The International Olympic Committee will announce the host for the Summer Games of 2020 tomorrow. With high unemployment in Madrid, worries over nuclear radiation in Tokyo, and protests and refugees in Istanbul, all three finalists are cities facing economic uncertainty.
The Olympics may bring in a lot of money from tourism, but they’re also incredibly expensive to put on.
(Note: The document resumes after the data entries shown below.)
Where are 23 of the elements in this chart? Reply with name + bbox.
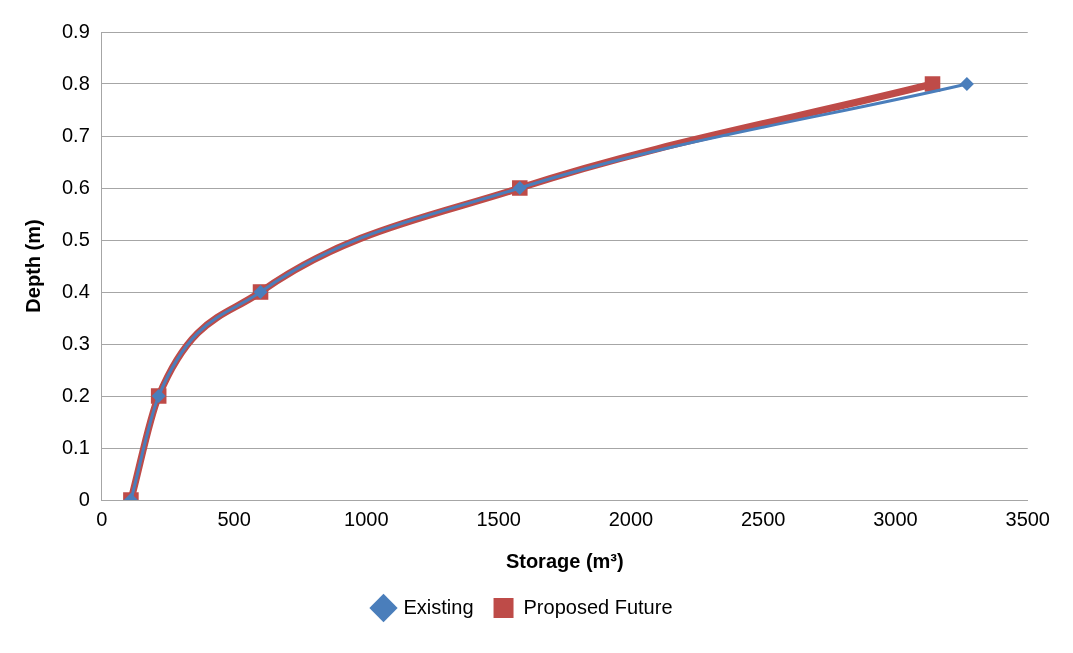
y-axis-title: Depth (m) <box>21 219 44 313</box>
y-tick-label: 0.5 <box>61 227 90 250</box>
y-tick-label: 0.4 <box>61 279 90 302</box>
y-tick-label: 0.2 <box>61 383 90 406</box>
x-tick-label: 0 <box>96 507 108 530</box>
x-tick-label: 1500 <box>476 507 521 530</box>
x-tick-label: 3000 <box>873 507 918 530</box>
x-axis-title: Storage (m³) <box>505 549 624 572</box>
y-tick-label: 0.3 <box>61 331 90 354</box>
legend-label: Existing <box>403 595 474 618</box>
y-tick-label: 0 <box>78 487 90 510</box>
y-tick-label: 0.6 <box>61 175 90 198</box>
x-tick-label: 500 <box>217 507 251 530</box>
x-tick-label: 2500 <box>740 507 786 530</box>
y-tick-label: 0.9 <box>61 19 90 42</box>
y-tick-label: 0.1 <box>61 435 90 458</box>
point <box>959 77 974 91</box>
x-tick-label: 1000 <box>344 507 389 530</box>
y-tick-label: 0.7 <box>61 123 90 146</box>
x-tick-label: 3500 <box>1005 507 1050 530</box>
legend-label: Proposed Future <box>523 595 673 618</box>
y-tick-label: 0.8 <box>61 71 90 94</box>
x-tick-label: 2000 <box>608 507 654 530</box>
Brad Humphreys, an economist at West Virginia University, says the Games are sometimes unaffordable for the cities competing to host them. “The most important factor the IOC is taking into account,” he says, “is that the host city or region can actually pay for all the goodies that they promise to build.”
Yet the bidding process is set up to extract as much money from the hosts as possible, he says, as cities compete with pledges to build bigger, better, newer.
Sports economist Victor Matheson suggests that host cities’ economic interests are directly opposed to those of the IOC. The Olympic Committee favors bids that promise lavish new stadiums and high spectacle – ideal for boosting viewership and broadcast revenue – while cities have every incentive to use existing facilities in order to minimize their overhead.
“Any bid that’s likely to make economic sense is unlikely to get chosen by the IOC,” Matheson says, “and any bid that is likely to be chosen by the IOC is very unlikely to make economic sense.”
Matheson, who teaches at the College of the Holy Cross and contributes to The Sports Economist, says the Olympics are good for construction companies and bad for taxpayers.
Citing Athens in 2004, Humphrey says, “Now I’m not saying it caused the economy to collapse, but they had a lot of debts associated with hosting those Games. I think the Olympic debt didn’t help ‘em any in Greece.”
Whether it makes economic sense or not, a heroic narrative could come in handy for the bid, Humphreys says. “The IOC is all about that narrative, overcoming adversity and succeeding,” he says. And that’s something all three finalists have in common.